Profit first casualty in China’s mobile ad war
By John Foley
The author is a Reuters Breakingviews columnist. The opinions expressed are his own.
China’s online giants are tooling for the mobile ad wars, and profit will be the first casualty. Of 560 million web users, three-quarters are already using smartphones, threatening massive disruption for companies who depend on online advertising revenue. Baidu, the dominant search provider that reports earnings on Feb. 4, has most to prove, and most to lose.
Mobile ad revenue in China is small but fast-growing, and should almost triple by 2015, according to iResearch, to 3.5 billion yuan ($560 million). Advertisers tend to be wary of paying up at first, but encouraging fourth-quarter earnings from U.S. internet groups Google and Facebook suggest that changes as mobile matures.

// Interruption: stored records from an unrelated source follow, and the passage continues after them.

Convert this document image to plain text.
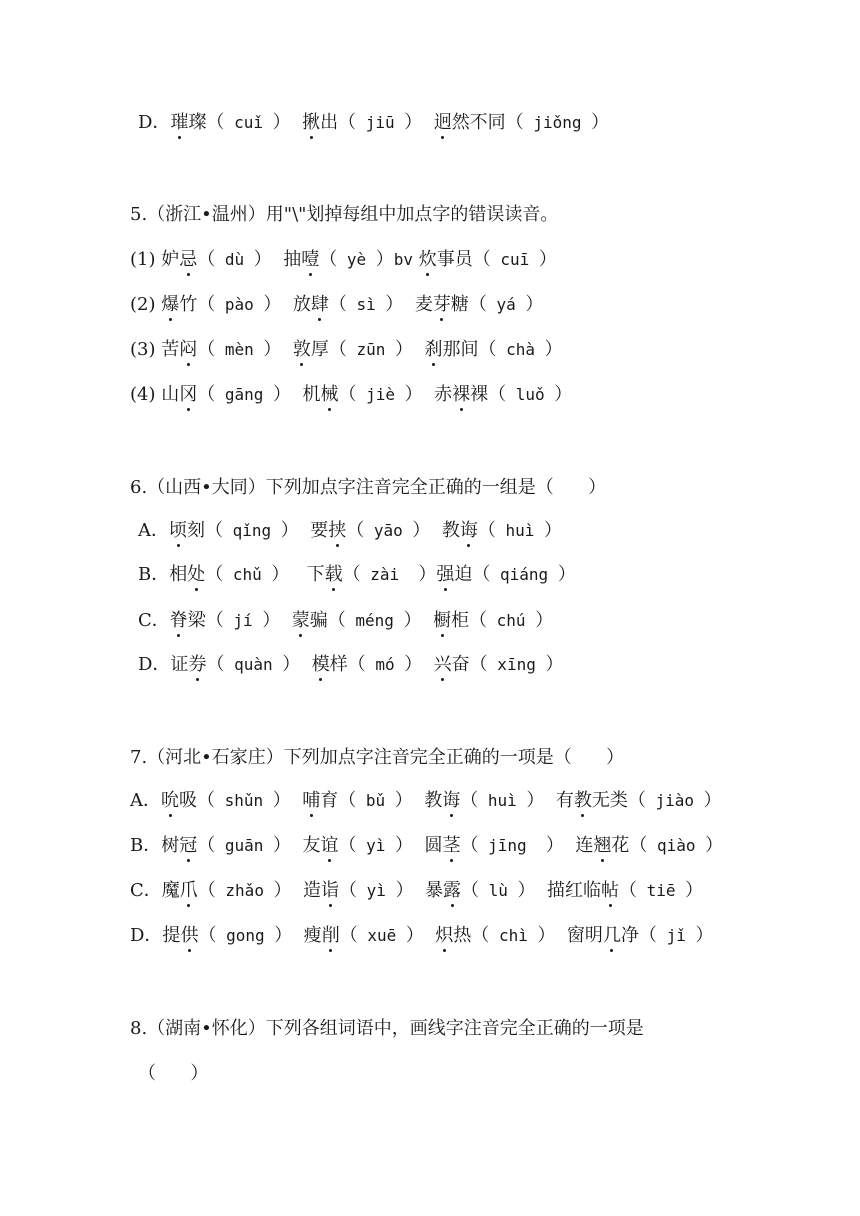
D．璀璨（ cuǐ ）  揪出（ jiū ）  迥然不同（ jiǒng ）
5.（浙江•温州）用"\"划掉每组中加点字的错误读音。
(1) 妒忌（ dù ）  抽噎（ yè ）bv 炊事员（ cuī ）
(2) 爆竹（ pào ）  放肆（ sì ）  麦芽糖（ yá ）
(3) 苦闷（ mèn ）  敦厚（ zūn ）  刹那间（ chà ）
(4) 山冈（ gāng ）  机械（ jiè ）  赤裸裸（ luǒ ）
6.（山西•大同）下列加点字注音完全正确的一组是（      ）
A．顷刻（ qǐng ）  要挟（ yāo ）  教诲（ huì ）
B．相处（ chǔ ）   下载（ zài  ）强迫（ qiáng ）
C．脊梁（ jí ）  蒙骗（ méng ）  橱柜（ chú ）
D．证券（ quàn ）  模样（ mó ）  兴奋（ xīng ）
7.（河北•石家庄）下列加点字注音完全正确的一项是（      ）
A．吮吸（ shǔn ）  哺育（ bǔ ）  教诲（ huì ）  有教无类（ jiào ）
B．树冠（ guān ）  友谊（ yì ）  圆茎（ jīng  ）  连翘花（ qiào ）
C．魔爪（ zhǎo ）  造诣（ yì ）  暴露（ lù ）  描红临帖（ tiē ）
D．提供（ gong ）  瘦削（ xuē ）  炽热（ chì ）  窗明几净（ jǐ ）
8.（湖南•怀化）下列各组词语中，画线字注音完全正确的一项是
（      ）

Baidu is the default search on most of China’s Android-based smartphones, but that’s not enough. Apps like Dianping, a location-based listings service, are drawing users away from traditional search, while small screens can return only a few results at a time. Baidu’s track record of growing annual revenue per user by 38 percent for the past four years may not survive the transition.
For now the priority is to capture the biggest share of users’ time. Tencent has a headstart. Its messaging application, WeChat, has notched up a phenomenal 300 million users in just two years. Baidu, meanwhile, is relying on scale more than ideas. It is investing some 10 billion yuan on a new cloud computing centre and offering users and developers storage.
Baidu’s route looks the costlier one. The cloud demands top-notch security products, which it will probably have to offer users for free. Spread the bill for that new data centre over five years and Baidu’s total costs would increase by 50 percent from 2012’s run rate. A cash pile of $4.5 billion gives Baidu options to buy rather than build, but it may end up overpaying to defend its market position.
The upshot is that Baidu’s operating margins of 53 percent in the last quarter will start to look more like Google’s, which are around half that. While its bottom line probably grew four times as fast as Google’s in 2012, the Chinese search giant trades at just a 15 percent premium to its U.S. rival, based on 2013’s earnings. Investors rightly expect things to get vicious.